Archaeology & History
Although I add this as the remains of a small Bronze Age or neolithic settlement — which was found on August 3, 2005, in the company of Richard Stroud — subsequent walks up hereabouts in the surrounding heather has shown that, far from being a small independent site, it was part and parcel of a much greater prehistoric landscape all round here: with the remains on High Low Ridge immediately west; the cairnfields of Askwith Moor and Snowden Crags south and east; and numerous cup-and-ring stones scattered all over the place here. It’s a veritable minefield of archaeological remains, from the mesolithic to the Iron Age all over these moors!

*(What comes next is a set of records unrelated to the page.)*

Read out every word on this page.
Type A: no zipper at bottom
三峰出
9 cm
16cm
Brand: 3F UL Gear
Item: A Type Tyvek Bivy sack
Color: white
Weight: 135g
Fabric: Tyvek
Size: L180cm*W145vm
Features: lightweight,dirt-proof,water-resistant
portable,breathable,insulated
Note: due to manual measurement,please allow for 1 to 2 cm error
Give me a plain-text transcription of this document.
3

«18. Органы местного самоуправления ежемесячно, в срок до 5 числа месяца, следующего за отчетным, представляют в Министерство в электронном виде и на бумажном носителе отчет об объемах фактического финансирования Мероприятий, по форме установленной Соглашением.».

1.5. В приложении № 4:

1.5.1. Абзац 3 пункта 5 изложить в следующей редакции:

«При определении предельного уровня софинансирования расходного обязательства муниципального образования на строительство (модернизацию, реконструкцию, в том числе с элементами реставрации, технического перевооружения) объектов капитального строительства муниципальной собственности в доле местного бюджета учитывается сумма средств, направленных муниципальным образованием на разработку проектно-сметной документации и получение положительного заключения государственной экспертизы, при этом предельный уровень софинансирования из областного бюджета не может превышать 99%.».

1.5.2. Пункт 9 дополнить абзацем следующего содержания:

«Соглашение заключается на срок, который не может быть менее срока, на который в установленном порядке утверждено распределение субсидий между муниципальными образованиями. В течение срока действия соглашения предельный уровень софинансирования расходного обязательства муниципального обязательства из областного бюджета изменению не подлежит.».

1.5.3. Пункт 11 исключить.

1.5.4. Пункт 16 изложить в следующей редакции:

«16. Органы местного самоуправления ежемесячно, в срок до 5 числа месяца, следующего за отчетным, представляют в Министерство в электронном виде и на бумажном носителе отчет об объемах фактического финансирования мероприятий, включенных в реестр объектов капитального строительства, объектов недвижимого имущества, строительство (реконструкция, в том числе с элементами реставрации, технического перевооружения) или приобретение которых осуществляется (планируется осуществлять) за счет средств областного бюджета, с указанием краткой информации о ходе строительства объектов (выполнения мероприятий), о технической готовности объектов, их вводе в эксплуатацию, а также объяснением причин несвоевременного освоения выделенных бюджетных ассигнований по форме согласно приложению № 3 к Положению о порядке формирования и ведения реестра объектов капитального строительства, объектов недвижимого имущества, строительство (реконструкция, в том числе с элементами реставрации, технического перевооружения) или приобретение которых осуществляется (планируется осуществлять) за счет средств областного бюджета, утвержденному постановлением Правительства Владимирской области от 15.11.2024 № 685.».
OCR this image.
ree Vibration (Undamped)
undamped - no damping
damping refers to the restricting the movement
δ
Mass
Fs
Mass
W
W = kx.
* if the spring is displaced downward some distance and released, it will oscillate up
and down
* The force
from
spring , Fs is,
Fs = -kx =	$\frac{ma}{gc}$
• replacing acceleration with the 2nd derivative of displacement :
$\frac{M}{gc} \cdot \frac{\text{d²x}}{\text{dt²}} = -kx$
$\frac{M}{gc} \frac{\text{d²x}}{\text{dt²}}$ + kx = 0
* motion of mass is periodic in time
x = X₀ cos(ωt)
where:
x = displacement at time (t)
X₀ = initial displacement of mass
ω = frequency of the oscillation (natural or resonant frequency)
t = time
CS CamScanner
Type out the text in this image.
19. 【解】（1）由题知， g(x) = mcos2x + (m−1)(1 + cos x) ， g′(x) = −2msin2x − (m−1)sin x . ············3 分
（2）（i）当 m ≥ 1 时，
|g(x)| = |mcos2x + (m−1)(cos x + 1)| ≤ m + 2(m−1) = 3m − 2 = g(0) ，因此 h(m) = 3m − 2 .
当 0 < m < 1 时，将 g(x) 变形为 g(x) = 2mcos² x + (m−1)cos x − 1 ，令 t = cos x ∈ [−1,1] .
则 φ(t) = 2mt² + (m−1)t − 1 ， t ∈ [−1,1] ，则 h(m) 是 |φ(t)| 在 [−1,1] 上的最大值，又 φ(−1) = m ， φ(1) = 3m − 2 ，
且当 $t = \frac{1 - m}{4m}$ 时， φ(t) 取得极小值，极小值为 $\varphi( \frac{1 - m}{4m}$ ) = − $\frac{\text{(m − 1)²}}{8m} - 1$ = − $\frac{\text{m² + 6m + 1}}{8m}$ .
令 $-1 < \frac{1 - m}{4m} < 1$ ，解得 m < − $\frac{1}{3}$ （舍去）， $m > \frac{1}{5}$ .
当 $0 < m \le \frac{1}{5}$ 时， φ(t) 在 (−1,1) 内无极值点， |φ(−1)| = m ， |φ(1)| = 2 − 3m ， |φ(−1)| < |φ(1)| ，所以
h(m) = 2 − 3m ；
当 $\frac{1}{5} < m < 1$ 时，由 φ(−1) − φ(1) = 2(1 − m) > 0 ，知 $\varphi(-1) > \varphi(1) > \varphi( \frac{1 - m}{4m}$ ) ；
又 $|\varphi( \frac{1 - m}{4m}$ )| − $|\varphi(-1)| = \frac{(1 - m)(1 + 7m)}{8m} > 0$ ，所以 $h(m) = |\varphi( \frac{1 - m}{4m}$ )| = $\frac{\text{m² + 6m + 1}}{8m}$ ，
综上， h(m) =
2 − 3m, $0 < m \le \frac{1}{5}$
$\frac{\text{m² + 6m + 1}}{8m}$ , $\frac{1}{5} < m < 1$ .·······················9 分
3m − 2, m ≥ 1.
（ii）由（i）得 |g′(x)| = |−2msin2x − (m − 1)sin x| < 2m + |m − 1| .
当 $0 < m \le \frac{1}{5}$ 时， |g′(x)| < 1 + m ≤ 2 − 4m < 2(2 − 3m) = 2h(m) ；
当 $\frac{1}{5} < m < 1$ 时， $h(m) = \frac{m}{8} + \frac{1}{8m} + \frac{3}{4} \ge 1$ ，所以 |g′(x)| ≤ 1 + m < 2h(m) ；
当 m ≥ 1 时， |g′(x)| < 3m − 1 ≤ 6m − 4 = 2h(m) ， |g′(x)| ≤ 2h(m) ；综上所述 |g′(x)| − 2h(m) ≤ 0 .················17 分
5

We came wandering up here looking for another of Eric Cowling’s “lost circle” sites described in 1946, near Shooting House Hill, which Graeme Chappell and I looked for ten years previously without success. But on the August 2005 visit, much of the heather had been burned away. Instead of the lost circle however (which remains unfound, though something suspiciously like it is close by) we came across a well-defined, though small settlement complex. The walling of two well-defined near-rectangular structures emerge either side of a reasonably large boulder. Beyond these is further walling and what seems a well-defined hut-circle less than 10 yards away. Like many other sites on these moors, the walling seem to have been pretty much robbed for building grouse-butts. (hence the pictures here looking a bit sparse of stone!) Subsequent investigation found more neolithic walling which ran into the deeper heather — so it has been difficult to work out the full scale of it all.
The landscape from here stretches way off. To the eastern horizon (not far away) is the legendary Almscliffe Crag, with the rising hills of Rombald’s Moor due south; whilst far to the sunsetting west rises the great contours of Pendle Hill, to which legend relates some of the witches of the Fewston Valley, a mile below…
- Cowling, Eric T., Rombald’s Way, William Walker: Otley 1946.